A relação, portanto, toma por base indicações enviadas ao jornal por historiadores, sociólogos, antropólogos, escritores, economistas, juristas e outros profissionais ligados ao mundo acadêmico, bem como de representantes, também eles intelectuais, de Portugal, Angola e Moçambique.

O resultado, divulgado neste 5 de maio, dia consagrado à Língua Portuguesa, é naturalmente polêmico, em que pese figurar entre os duzentos livros escolhidos alguns títulos recorrentes em escolhas do gênero. É o caso de Grande Sertão, Veredas (1956), de Guimarães Rosa, Os Sertões (1902), de Euclides da Cunha, e do romance Memórias Póstumas de Brás Cubas (1881), de Machado de Assis, há muito considerados verdadeiras unanimidades entre estudiosos e leitores mais exigentes do país.

Onde a razão de se falar em polêmica, então?

Supostamente no fato de Quarto de Despejo (1960), de Carolina de Jesus, não só encabeçar a lista, mas de ter aparecido na quase totalidade das listas dos intelectuais ouvidos.

Na sequência, por ordem de classificação, vêm o clássico de Guimarães Rosa, apontado acima, e A Queda do Céu (2015), de Davi Kopenawa e Bruce Albert, com o mesmo número de indicações.

Entre os mais bem colocados, o que não constitui novidade, claro, aparecem obras obrigatórias para a compreensão do processo de formação do que se pode entender como a identidade nacional, na linha dos muito cultuados Raízes do Brasil (1936), de Sérgio Buarque de Holanda, 4º lugar, e Casa Grande & Senzala (1933), de Gilberto Freyre, 5º lugar. Entre esses, ainda figuram Brasil: Uma Biografia, de Lilia Schwarcz e Heloisa Starling, 10º lugar, e Viva o Povo Brasileiro (1984), 15º lugar, de João Ubaldo Ribeiro.

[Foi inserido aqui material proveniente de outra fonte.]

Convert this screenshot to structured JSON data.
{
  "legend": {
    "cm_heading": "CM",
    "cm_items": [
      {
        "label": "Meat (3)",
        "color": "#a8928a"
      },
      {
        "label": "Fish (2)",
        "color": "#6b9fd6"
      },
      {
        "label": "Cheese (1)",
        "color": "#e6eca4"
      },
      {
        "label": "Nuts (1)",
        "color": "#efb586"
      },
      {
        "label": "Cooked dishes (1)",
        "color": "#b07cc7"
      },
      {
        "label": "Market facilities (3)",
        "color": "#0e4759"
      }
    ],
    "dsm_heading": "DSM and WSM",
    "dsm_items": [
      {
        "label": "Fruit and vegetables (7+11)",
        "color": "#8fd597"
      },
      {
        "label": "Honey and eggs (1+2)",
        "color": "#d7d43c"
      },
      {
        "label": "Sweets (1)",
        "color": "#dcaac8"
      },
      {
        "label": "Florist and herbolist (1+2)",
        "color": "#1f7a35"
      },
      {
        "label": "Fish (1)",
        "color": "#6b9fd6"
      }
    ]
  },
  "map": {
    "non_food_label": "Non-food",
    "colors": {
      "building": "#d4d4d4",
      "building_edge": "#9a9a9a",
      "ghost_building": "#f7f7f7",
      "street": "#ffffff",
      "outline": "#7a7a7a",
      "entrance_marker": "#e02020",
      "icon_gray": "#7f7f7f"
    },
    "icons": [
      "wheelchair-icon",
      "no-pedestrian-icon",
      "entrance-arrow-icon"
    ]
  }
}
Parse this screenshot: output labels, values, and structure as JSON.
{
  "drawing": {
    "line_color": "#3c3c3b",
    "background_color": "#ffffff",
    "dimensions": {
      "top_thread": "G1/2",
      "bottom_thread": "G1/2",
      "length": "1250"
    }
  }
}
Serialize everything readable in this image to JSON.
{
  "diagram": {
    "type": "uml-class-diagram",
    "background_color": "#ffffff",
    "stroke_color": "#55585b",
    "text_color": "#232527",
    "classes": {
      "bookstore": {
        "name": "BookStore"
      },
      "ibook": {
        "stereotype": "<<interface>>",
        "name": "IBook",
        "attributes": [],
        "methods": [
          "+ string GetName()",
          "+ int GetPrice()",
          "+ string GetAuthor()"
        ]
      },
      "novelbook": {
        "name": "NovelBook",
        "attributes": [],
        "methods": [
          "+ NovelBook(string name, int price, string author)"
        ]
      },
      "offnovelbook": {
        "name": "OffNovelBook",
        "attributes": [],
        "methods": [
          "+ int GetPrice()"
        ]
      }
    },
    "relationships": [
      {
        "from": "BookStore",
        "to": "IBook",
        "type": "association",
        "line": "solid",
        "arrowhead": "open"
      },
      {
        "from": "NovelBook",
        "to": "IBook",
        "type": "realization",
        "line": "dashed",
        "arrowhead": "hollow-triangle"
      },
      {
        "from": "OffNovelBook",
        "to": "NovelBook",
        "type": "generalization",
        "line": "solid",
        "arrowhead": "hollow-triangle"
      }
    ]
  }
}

Mas é mesmo Quarto de Despejo, diário de uma favelada, de Carolina Maria de Jesus (1014-1977), que se reafirma como um dos mais viscerais, sanguíneos e dignos depoimentos sobre nossas contradições, nossas mais fundas misérias, nosso racismo estrutural e nossa pobreza desumana.

Decorridos 62 anos desde a sua primeira edição, o livro de Carolina de Jesus alcança, em definitivo e de forma consagradora, o reconhecimento intelectual de um clássico incontornável sobre o Brasil, não apenas pelas qualidades do registro literário propriamente dito, feito na contramão das convenções da língua padrão, e, por isso mesmo, incorretamente julgado à época de sua publicação como um texto mal escrito, mas pelo que revela do ato de escrever como uma experiência de linguagem, um ato de invenção e descoberta, palmilhando veredas linguísticas, reinventando estruturas narrativas e forças lexicais, num processo de criação que transcende a função referencial da linguagem para atingir o estatuto de arte, de sedutora poesia, a fim de denunciar o lado torto do homem e da sociedade brasileira do passado e do presente.

Eis a razão por que, quando se celebram os 200 anos da Independência do Brasil, segundo os 169 intelectuais ouvidos, Quarto de Despejo ocupa o primeiríssimo lugar entre os duzentos maiores livros para entender o país.